A transmissão de significados está diretamente ligada à memória presente em várias
imagens e gráficos do videoclipe:
- a imagem do cantor dentro de uma televisão típica da década de 1970;
- o gráfico de uma importante escola de samba: GRAN SAMBA - Grêmio
Recreativo de Arte Negra e Escola de Samba Quilombo, fundado por Antônio Candeia
Filho, o Candeia, que estava inconformado com o rumo que as escolas de samba tomavam,
submetidas às regras dos patrocinadores. (Figura 7.) Tornou-se um movimento de
resistência na defesa das tradições culturais e manifestações artísticas populares;
Fig.7 - Imagem da escola de samba GRAN SAMBA.
- as capas de discos referenciais de sambistas famosos como Xangô da Mangueira,
Ismael Silva, Bezerra da Silva, Cartola, etc. (Figura 8.);
Fig.8 – Imagens de capas de discos de samba
- as imagens antigas de um dançarino de break, uma das identidades marcantes do
cenário hip-hop juntamente com o rap (Figura 9.);
Fig.9 – Imagem, do lado esquerdo, de um dançarino de break.
- a “colagem” realizada com motion graphics que destaca figuras importantes para a
vida e a carreira artística de Marcelo D2 (Figura 10.);
Fig.10 – Colagem com diversas figuras importantes para a vida de Marcelo D2.

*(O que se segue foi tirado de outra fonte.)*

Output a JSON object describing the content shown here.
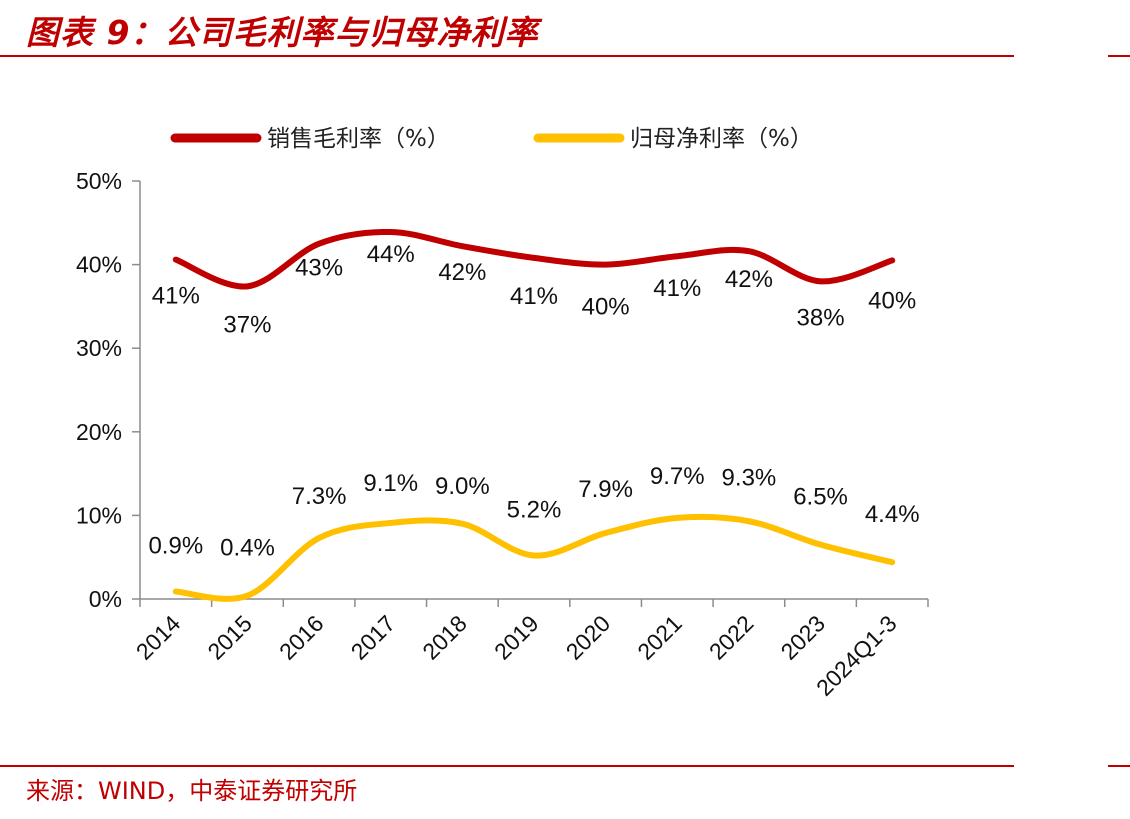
{
  "header": {
    "title": "图表 9：公司毛利率与归母净利率"
  },
  "footer": {
    "source": "来源：WIND，中泰证券研究所"
  },
  "colors": {
    "accent": "#c00000",
    "gross_margin_line": "#c00000",
    "net_margin_line": "#ffc000",
    "axis": "#8c8c8c"
  },
  "chart_data": {
    "type": "line",
    "categories": [
      "2014",
      "2015",
      "2016",
      "2017",
      "2018",
      "2019",
      "2020",
      "2021",
      "2022",
      "2023",
      "2024Q1-3"
    ],
    "ylim": [
      0,
      50
    ],
    "yticks": [
      "0%",
      "10%",
      "20%",
      "30%",
      "40%",
      "50%"
    ],
    "ytick_values": [
      0,
      10,
      20,
      30,
      40,
      50
    ],
    "legend_position": "top",
    "grid": false,
    "series": [
      {
        "name": "销售毛利率（%）",
        "color": "#c00000",
        "values": [
          40.6,
          37.4,
          42.5,
          43.9,
          42.2,
          40.8,
          40.0,
          41.0,
          41.6,
          38.0,
          40.5
        ],
        "labels": [
          "41%",
          "37%",
          "43%",
          "44%",
          "42%",
          "41%",
          "40%",
          "41%",
          "42%",
          "38%",
          "40%"
        ]
      },
      {
        "name": "归母净利率（%）",
        "color": "#ffc000",
        "values": [
          0.9,
          0.4,
          7.3,
          9.1,
          9.0,
          5.2,
          7.9,
          9.7,
          9.3,
          6.5,
          4.4
        ],
        "labels": [
          "0.9%",
          "0.4%",
          "7.3%",
          "9.1%",
          "9.0%",
          "5.2%",
          "7.9%",
          "9.7%",
          "9.3%",
          "6.5%",
          "4.4%"
        ]
      }
    ]
  }
}
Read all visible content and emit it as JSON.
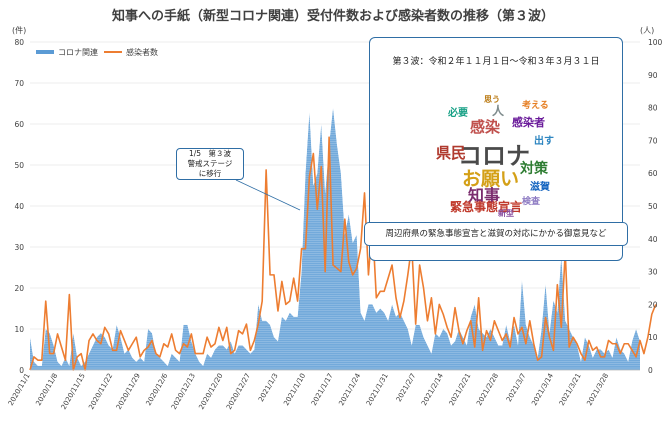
{
  "chart_data": {
    "type": "bar",
    "title": "知事への手紙（新型コロナ関連）受付件数および感染者数の推移（第３波）",
    "y_left_unit": "(件)",
    "y_right_unit": "(人)",
    "ylim_left": [
      0,
      80
    ],
    "ylim_right": [
      0,
      100
    ],
    "yticks_left": [
      "0",
      "10",
      "20",
      "30",
      "40",
      "50",
      "60",
      "70",
      "80"
    ],
    "yticks_right": [
      "0",
      "10",
      "20",
      "30",
      "40",
      "50",
      "60",
      "70",
      "80",
      "90",
      "100"
    ],
    "grid": "horizontal",
    "legend_position": "top-left",
    "x_tick_labels": [
      "2020/11/1",
      "2020/11/8",
      "2020/11/15",
      "2020/11/22",
      "2020/11/29",
      "2020/12/6",
      "2020/12/13",
      "2020/12/20",
      "2020/12/27",
      "2021/1/3",
      "2021/1/10",
      "2021/1/17",
      "2021/1/24",
      "2021/1/31",
      "2021/2/7",
      "2021/2/14",
      "2021/2/21",
      "2021/2/28",
      "2021/3/7",
      "2021/3/14",
      "2021/3/21",
      "2021/3/28"
    ],
    "series": [
      {
        "name": "コロナ関連",
        "kind": "area",
        "axis": "left",
        "color": "#5b9bd5",
        "values": [
          8,
          2,
          1,
          1,
          10,
          9,
          6,
          2,
          1,
          3,
          1,
          9,
          3,
          1,
          2,
          4,
          6,
          8,
          9,
          8,
          6,
          5,
          11,
          8,
          4,
          5,
          3,
          2,
          3,
          2,
          10,
          9,
          4,
          3,
          2,
          1,
          4,
          3,
          2,
          11,
          11,
          7,
          4,
          2,
          1,
          4,
          3,
          5,
          6,
          6,
          5,
          7,
          4,
          6,
          6,
          5,
          4,
          5,
          16,
          12,
          12,
          11,
          8,
          7,
          13,
          12,
          14,
          13,
          13,
          24,
          48,
          63,
          45,
          48,
          60,
          43,
          55,
          64,
          55,
          48,
          33,
          38,
          31,
          33,
          14,
          12,
          16,
          16,
          14,
          15,
          14,
          12,
          16,
          13,
          14,
          12,
          10,
          6,
          11,
          11,
          8,
          6,
          4,
          9,
          8,
          10,
          9,
          6,
          7,
          10,
          8,
          6,
          13,
          16,
          10,
          9,
          8,
          10,
          8,
          6,
          6,
          11,
          7,
          11,
          6,
          22,
          11,
          8,
          6,
          3,
          10,
          21,
          9,
          17,
          14,
          28,
          12,
          10,
          8,
          6,
          2,
          8,
          6,
          3,
          5,
          5,
          4,
          5,
          3,
          8,
          5,
          4,
          2,
          7,
          10,
          7
        ]
      },
      {
        "name": "感染者数",
        "kind": "line",
        "axis": "right",
        "color": "#ed7d31",
        "values": [
          0,
          4,
          3,
          3,
          21,
          5,
          5,
          11,
          7,
          3,
          23,
          0,
          4,
          5,
          0,
          9,
          11,
          9,
          8,
          13,
          11,
          6,
          6,
          12,
          9,
          6,
          8,
          10,
          4,
          6,
          7,
          9,
          5,
          4,
          8,
          7,
          11,
          6,
          5,
          8,
          7,
          11,
          5,
          5,
          5,
          10,
          7,
          8,
          13,
          9,
          13,
          5,
          6,
          12,
          11,
          14,
          6,
          9,
          14,
          21,
          61,
          29,
          29,
          18,
          27,
          20,
          21,
          28,
          21,
          37,
          37,
          59,
          66,
          49,
          62,
          30,
          71,
          32,
          31,
          30,
          46,
          33,
          29,
          31,
          37,
          54,
          29,
          45,
          22,
          24,
          24,
          28,
          32,
          22,
          16,
          21,
          29,
          38,
          14,
          32,
          25,
          15,
          22,
          11,
          20,
          17,
          13,
          10,
          19,
          12,
          8,
          12,
          15,
          7,
          22,
          6,
          12,
          9,
          15,
          12,
          9,
          11,
          7,
          16,
          11,
          13,
          8,
          15,
          8,
          3,
          4,
          16,
          10,
          6,
          26,
          13,
          36,
          7,
          10,
          8,
          5,
          3,
          9,
          6,
          7,
          4,
          4,
          9,
          8,
          8,
          5,
          8,
          8,
          6,
          4,
          9,
          5,
          10,
          17,
          20
        ]
      }
    ]
  },
  "callout_stage": {
    "line1": "1/5　第３波",
    "line2": "警戒ステージ",
    "line3": "に移行"
  },
  "wave_box": {
    "title": "第３波：令和２年１１月１日～令和３年３月３１日"
  },
  "word_cloud": {
    "words": [
      {
        "text": "コロナ",
        "color": "#4a4a4a"
      },
      {
        "text": "お願い",
        "color": "#d4a017"
      },
      {
        "text": "知事",
        "color": "#7b2d6e"
      },
      {
        "text": "感染",
        "color": "#c0504d"
      },
      {
        "text": "県民",
        "color": "#b03a2e"
      },
      {
        "text": "緊急事態宣言",
        "color": "#c0392b"
      },
      {
        "text": "対策",
        "color": "#2e7d32"
      },
      {
        "text": "感染者",
        "color": "#6a1b9a"
      },
      {
        "text": "滋賀",
        "color": "#1565c0"
      },
      {
        "text": "検査",
        "color": "#8e7cc3"
      },
      {
        "text": "考える",
        "color": "#e67e22"
      },
      {
        "text": "出す",
        "color": "#2e86c1"
      },
      {
        "text": "人",
        "color": "#7f8c8d"
      },
      {
        "text": "必要",
        "color": "#16a085"
      },
      {
        "text": "思う",
        "color": "#b9770e"
      },
      {
        "text": "新型",
        "color": "#884ea0"
      }
    ]
  },
  "opinion_box": {
    "text": "周辺府県の緊急事態宣言と滋賀の対応にかかる御意見など"
  }
}
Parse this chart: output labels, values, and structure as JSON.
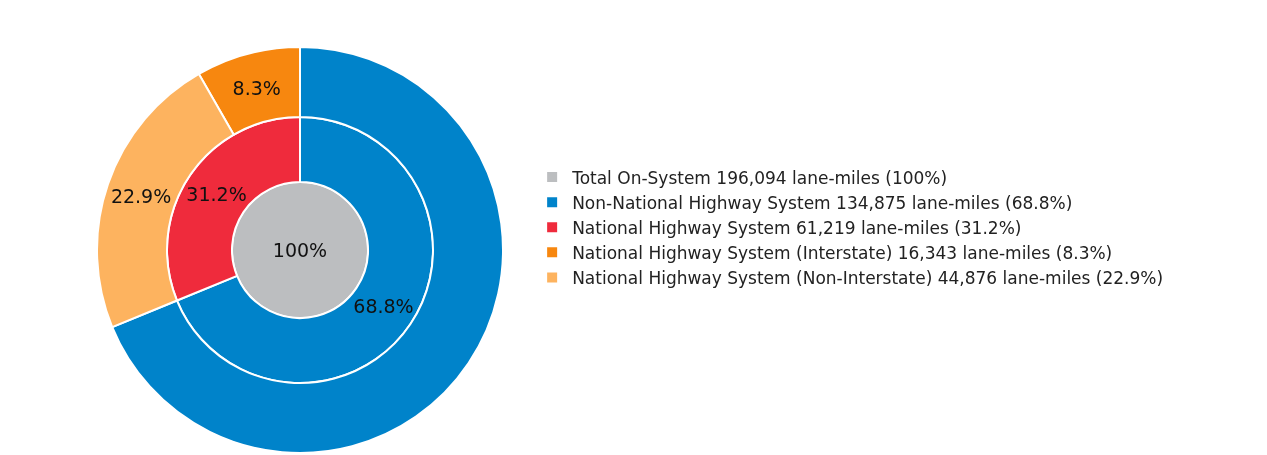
{
  "chart_data": {
    "type": "donut",
    "legend": "right",
    "categories": [
      "Total On-System 196,094 lane-miles (100%)",
      "Non-National Highway System 134,875 lane-miles (68.8%)",
      "National Highway System 61,219 lane-miles (31.2%)",
      "National Highway System (Interstate) 16,343 lane-miles (8.3%)",
      "National Highway System (Non-Interstate) 44,876 lane-miles (22.9%)"
    ],
    "colors": [
      "#bcbec0",
      "#0083ca",
      "#ef2b3c",
      "#f7870f",
      "#fdb35f"
    ],
    "series": [
      {
        "values": [
          100,
          null,
          null,
          null,
          null
        ],
        "value_labels": [
          "100%",
          null,
          null,
          null,
          null
        ]
      },
      {
        "values": [
          null,
          68.8,
          31.2,
          null,
          null
        ],
        "value_labels": [
          null,
          "68.8%",
          "31.2%",
          null,
          null
        ]
      },
      {
        "values": [
          null,
          68.8,
          null,
          8.3,
          22.9
        ],
        "value_labels": [
          null,
          null,
          null,
          "8.3%",
          "22.9%"
        ]
      }
    ]
  }
}
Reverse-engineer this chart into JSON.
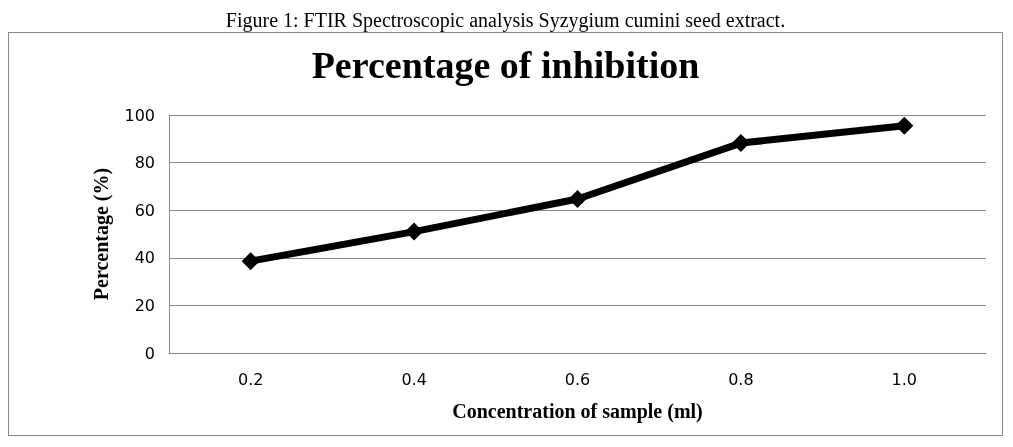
{
  "chart_data": {
    "type": "line",
    "title": "Percentage of inhibition",
    "xlabel": "Concentration of sample (ml)",
    "ylabel": "Percentage (%)",
    "annotations": [
      "Figure 1: FTIR Spectroscopic analysis Syzygium cumini seed extract."
    ],
    "categories": [
      "0.2",
      "0.4",
      "0.6",
      "0.8",
      "1.0"
    ],
    "series": [
      {
        "color": "#000000",
        "values": [
          38.6,
          51,
          64.7,
          88.2,
          95.5
        ]
      }
    ],
    "ylim": [
      0,
      100
    ],
    "yticks": [
      0,
      20,
      40,
      60,
      80,
      100
    ],
    "grid": "y",
    "marker": "diamond",
    "line_style": "solid"
  }
}
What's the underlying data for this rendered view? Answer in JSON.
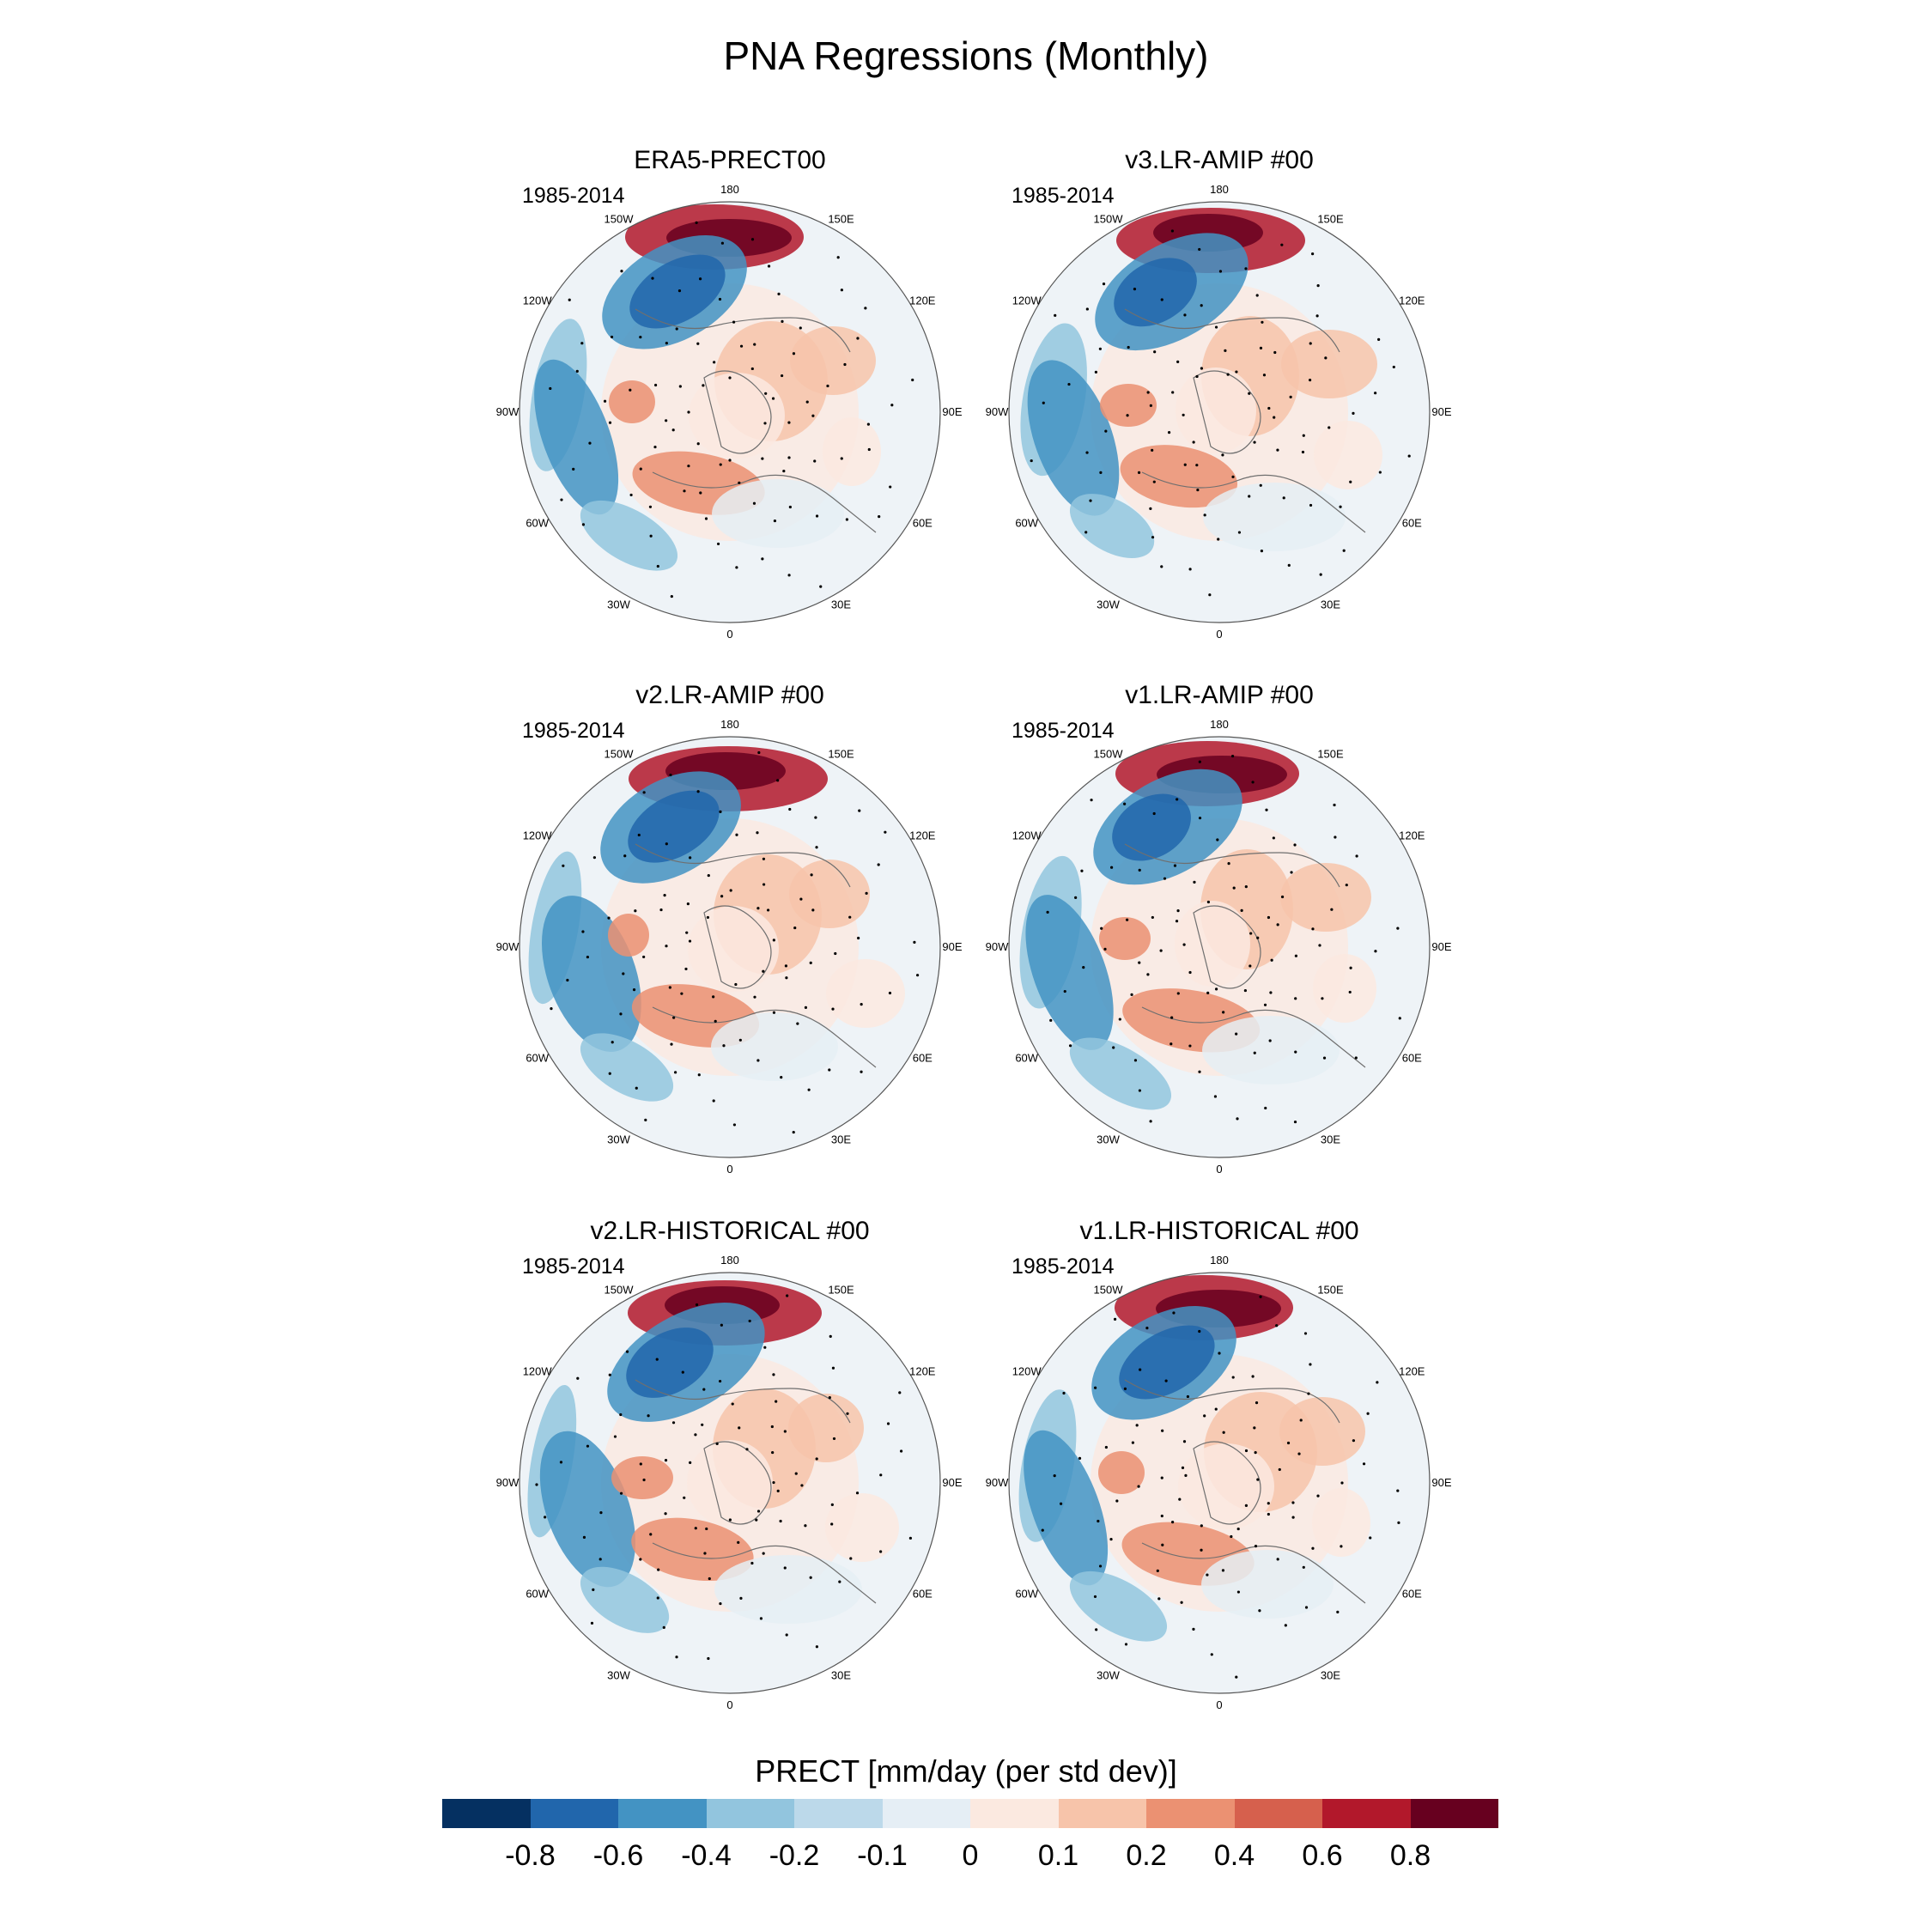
{
  "title": "PNA Regressions (Monthly)",
  "lon_labels": [
    "180",
    "150E",
    "120E",
    "90E",
    "60E",
    "30E",
    "0",
    "30W",
    "60W",
    "90W",
    "120W",
    "150W"
  ],
  "panels": [
    {
      "title": "ERA5-PRECT00",
      "period": "1985-2014"
    },
    {
      "title": "v3.LR-AMIP  #00",
      "period": "1985-2014"
    },
    {
      "title": "v2.LR-AMIP  #00",
      "period": "1985-2014"
    },
    {
      "title": "v1.LR-AMIP  #00",
      "period": "1985-2014"
    },
    {
      "title": "v2.LR-HISTORICAL  #00",
      "period": "1985-2014"
    },
    {
      "title": "v1.LR-HISTORICAL  #00",
      "period": "1985-2014"
    }
  ],
  "colorbar": {
    "title": "PRECT [mm/day (per std dev)]",
    "colors": [
      "#053061",
      "#2166ac",
      "#4393c3",
      "#92c5de",
      "#bcd9ea",
      "#e5eef5",
      "#fbe9e0",
      "#f7c4aa",
      "#eb9172",
      "#d6604d",
      "#b2182b",
      "#67001f"
    ],
    "ticks": [
      "-0.8",
      "-0.6",
      "-0.4",
      "-0.2",
      "-0.1",
      "0",
      "0.1",
      "0.2",
      "0.4",
      "0.6",
      "0.8"
    ]
  },
  "colors": {
    "background": "#ffffff",
    "stipple": "#000000",
    "coast": "#6f6f6f"
  }
}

- em um gráfico com o título “Os Bambas do Samba”, D2 aparece cantando em
meio a várias figuras de destaque da Velha Guarda das escolas de samba do Rio de Janeiro
(Figura 11.);
Fig.11 – Imagem de Marcelo D2 junto aos “Bambas do Samba”.
- nas cenas finais há uma edição de imagens antigas e recentes de pessoas negras em
rodas de samba, além de imagens de um grafiteiro, que caracterizam o rap e o samba como
forma de expressão artística das camadas mais populares do Brasil.
Considerações Finais
Por meio das reflexões propostas neste estudo, podemos perceber como o motion
graphics se caracteriza cada vez mais por uma linguagem híbrida que incorpora elementos
do design gráfico com a linguagem do cinema e da televisão. Apesar da relação comercial
que define videoclipe como peça de divulgação de um produto da indústria da música, ele
se apresenta como um produto audiovisual que permite a experimentação de novas
linguagens e um grande potencial criativo.
A análise do clipe À procura da batida perfeita, do cantor Marcelo D2, permitiu
entender como a linguagem motion graphics possibilitou, de forma inovadora, uma nova
construção narrativa, principalmente quanto ao resgate da memória da tradição do samba
carioca. Por meio dessa linguagem, foi possível representar visualmente o final da década
de 1960 e criar um elo com o rap.
O roteiro utilizado na análise utilizando conceitos da Semiótica da Cultura se
mostrou eficaz na medida em que ficaram evidenciados os principais conceitos de memória
presentes durante todo o videoclipe. Além disso, ficaram evidentes alguns aspectos
estéticos importantes relacionados ao motion graphics e as relações existentes entre
imagem e som dentro de um videoclipe.